Леся говорила бы с ним почаще, если бы он не повторял одно и то же изо дня в день. Нет, не стал бы он писать записку. Это ниже его достоинства. В его стиле было бы подойти и с надрывом Гендальфа крикнуть: «Бегите, глупцы, бегите!»
Укутавшись в одеяло, на грани яви и сна, Лесе припомнилась утренняя сцена в палате Марго. Психолог спросил, почему ее так напугало произошедшее, и она ответила не совсем честно. Она испугалась не потому, что хорошо относилась к Марго и переживала за нее – вернее, не только поэтому. Леся боялась сама оказаться на ее месте.
Из дневника В.
Во время сеанса беседуешь с человеком, хочешь ты этого или нет. Иногда диалог идет натужно, словно двое участников выполняют тяжелый труд и поскорее мечтают с ним покончить. А иногда слово цепляется за слово, совпадает настроение, и эмоции резонируют, как идеально настроенные струны. И вот ты уже с удовольствием ловишь чужой взгляд и с интересом слушаешь чужую историю – или делишься своей.
Впервые по-настоящему Дональд заговорил со мной спустя месяц после нашего знакомства. Он приходил на проверку каждую неделю, хотя уже после второго сеанса его колени перестали болеть, но по-прежнему оставался для меня проходящим клиентом, одним из многих. Позднее я спросила у него, почему он завел со мной тот странный диалог, и Дональд ответил:
– У тебя было такое грустное, отрешенное и вместе с тем сосредоточенное лицо, какое бывает у самоубийцы за секунду до того, как он отпустит перила моста.

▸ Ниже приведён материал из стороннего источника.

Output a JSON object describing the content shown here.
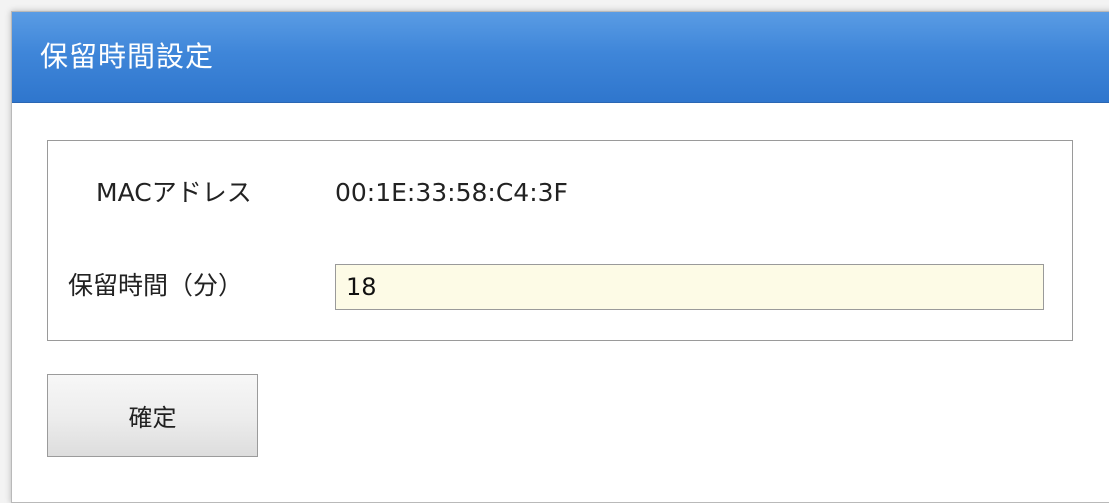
{
  "dialog": {
    "title": "保留時間設定"
  },
  "form": {
    "mac": {
      "label": "MACアドレス",
      "value": "00:1E:33:58:C4:3F"
    },
    "hold_time": {
      "label": "保留時間（分）",
      "value": "18"
    }
  },
  "actions": {
    "confirm_label": "確定"
  },
  "colors": {
    "titlebar": "#3f86d9",
    "input_background": "#fdfbe6",
    "button_background": "#ececec"
  }
}
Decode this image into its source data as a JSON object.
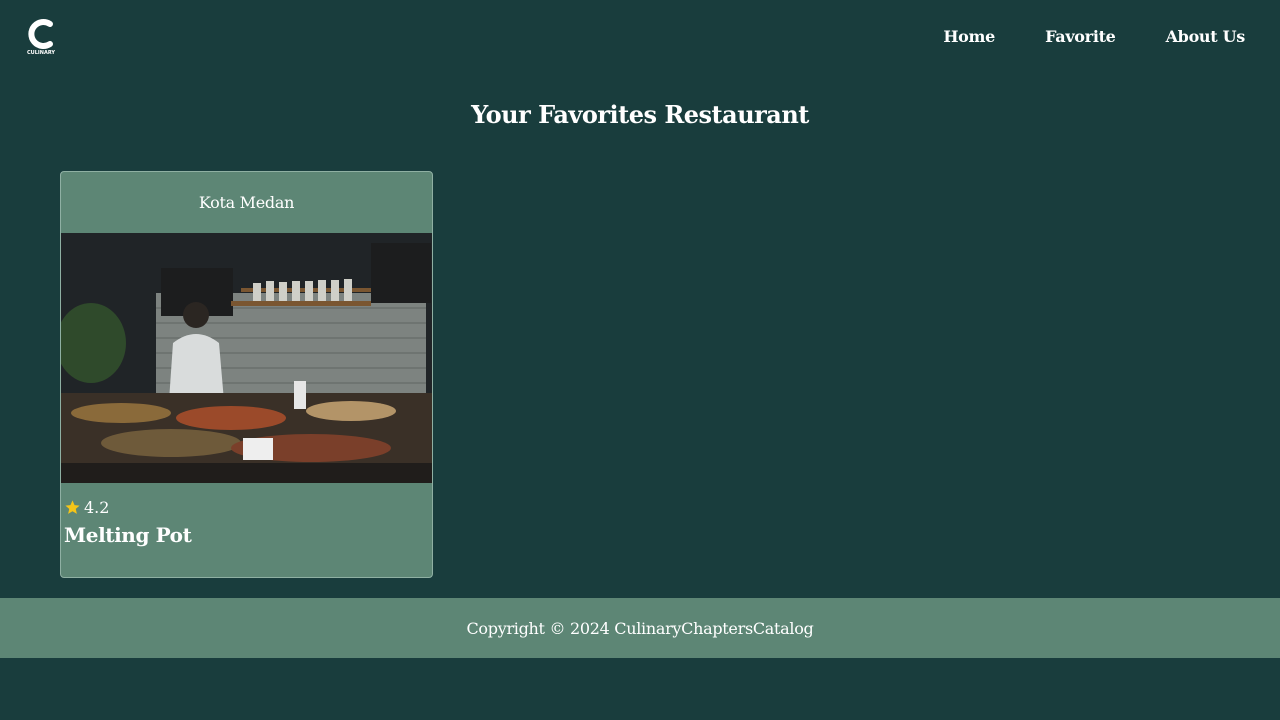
{
  "header": {
    "logo_text": "CULINARY CHAPTERS",
    "nav": [
      {
        "label": "Home"
      },
      {
        "label": "Favorite"
      },
      {
        "label": "About Us"
      }
    ]
  },
  "main": {
    "title": "Your Favorites Restaurant",
    "restaurants": [
      {
        "city": "Kota Medan",
        "rating": "4.2",
        "name": "Melting Pot",
        "image_icon": "restaurant-photo"
      }
    ]
  },
  "footer": {
    "copyright": "Copyright © 2024 CulinaryChaptersCatalog"
  },
  "colors": {
    "background": "#193d3d",
    "card": "#5d8675",
    "footer": "#5d8675",
    "star": "#f5c518"
  }
}
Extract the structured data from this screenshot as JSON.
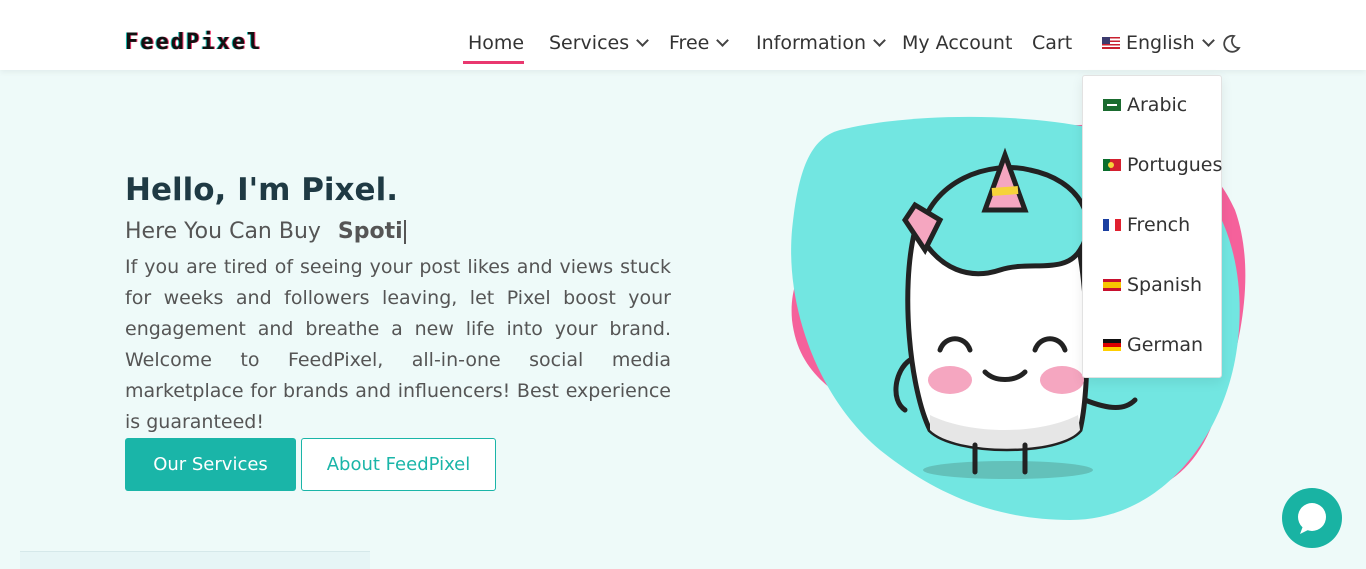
{
  "brand": {
    "logo_text": "FeedPixel",
    "accent": "#e9386f",
    "primary": "#1ab5a8"
  },
  "nav": {
    "home": "Home",
    "services": "Services",
    "free": "Free",
    "information": "Information",
    "my_account": "My Account",
    "cart": "Cart",
    "language": "English"
  },
  "language_menu": {
    "items": [
      {
        "label": "Arabic",
        "flag": "sa-flag"
      },
      {
        "label": "Portugues",
        "flag": "pt-flag"
      },
      {
        "label": "French",
        "flag": "fr-flag"
      },
      {
        "label": "Spanish",
        "flag": "es-flag"
      },
      {
        "label": "German",
        "flag": "de-flag"
      }
    ]
  },
  "hero": {
    "title": "Hello, I'm Pixel.",
    "subtitle_prefix": "Here You Can Buy",
    "subtitle_typed": "Spoti",
    "description": "If you are tired of seeing your post likes and views stuck for weeks and followers leaving, let Pixel boost your engagement and breathe a new life into your brand. Welcome to FeedPixel, all-in-one social media marketplace for brands and influencers! Best experience is guaranteed!",
    "primary_button": "Our Services",
    "secondary_button": "About FeedPixel"
  },
  "icons": {
    "theme_toggle": "moon-icon",
    "chat": "chat-bubble-icon",
    "mascot": "unicorn-mascot-illustration"
  }
}
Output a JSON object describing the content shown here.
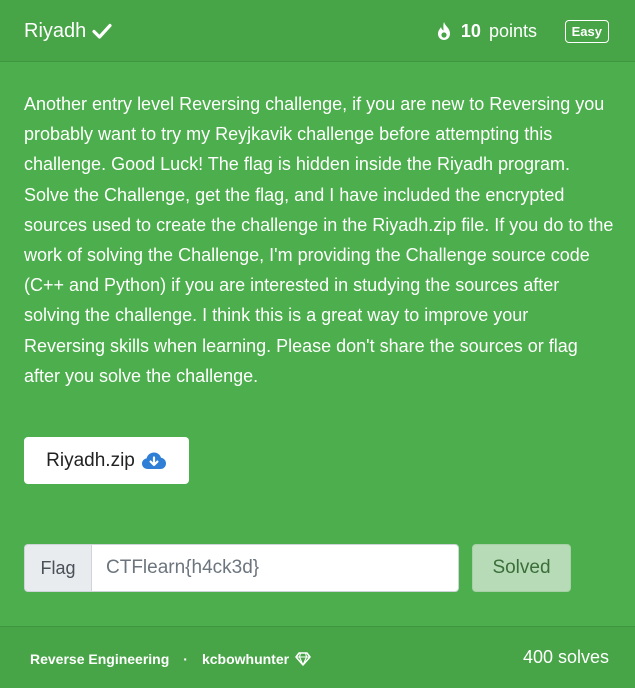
{
  "challenge": {
    "title": "Riyadh",
    "points_value": "10",
    "points_label": "points",
    "difficulty": "Easy",
    "description": "Another entry level Reversing challenge, if you are new to Reversing you probably want to try my Reyjkavik challenge before attempting this challenge. Good Luck! The flag is hidden inside the Riyadh program. Solve the Challenge, get the flag, and I have included the encrypted sources used to create the challenge in the Riyadh.zip file. If you do to the work of solving the Challenge, I'm providing the Challenge source code (C++ and Python) if you are interested in studying the sources after solving the challenge. I think this is a great way to improve your Reversing skills when learning. Please don't share the sources or flag after you solve the challenge.",
    "download_label": "Riyadh.zip"
  },
  "flag_form": {
    "label": "Flag",
    "value": "CTFlearn{h4ck3d}",
    "submit_label": "Solved"
  },
  "footer": {
    "category": "Reverse Engineering",
    "separator": "·",
    "author": "kcbowhunter",
    "solves": "400 solves"
  },
  "icons": {
    "title_status": "check-icon",
    "points": "fire-icon",
    "download": "cloud-download-icon",
    "author_badge": "gem-icon"
  },
  "colors": {
    "card_background": "#4cae4c",
    "header_footer_background": "#47a447",
    "download_icon": "#2f7fd6",
    "solved_button": "#b6dbb6"
  }
}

Разумеется, он лукавил. Я никогда не помышляла о том, чтобы расстаться с жизнью. Но что бы ни послужило причиной его внезапной общительности, я рада, что Дональд тогда заговорил.
Я не помню ни единой фразы из той беседы – только общее впечатление. Меня заинтересовала его манера держаться – так, словно он знает ответы на все вопросы, но при этом не кичится своим знанием, разве что самую малость. Я по-прежнему не могла составить о нем определенного мнения. Есть люди, которые с одинаковой легкостью могут стать и твоим лучшим другом, и злейшим врагом, причем твое поведение никак не влияет на эту лотерею. Впоследствии мы испытали обе эти крайности. Бывали моменты, когда я искренне проклинала его, желала уничтожить. Сейчас я вспоминаю об этом с улыбкой.
На одном из сеансов я в шутку пожаловалась, что пока не обзавелась учебным скелетом для своего кабинета.
– Хорошие скелеты такие дорогие, что проще заманить в гости живого человека и сделать скелет из него. Не хотите, кстати, ко мне в гости? Посмотрите на отделку моего подвала.
Я всегда считала себя немного циничной. Не то чтобы я гордилась этим качеством, но оно помогало мне переживать душевные драмы легче, чем большинство моих ровесниц. Позже Дональд покажет мне, что такое настоящий цинизм. И я снова буду проклинать его. И благодарить.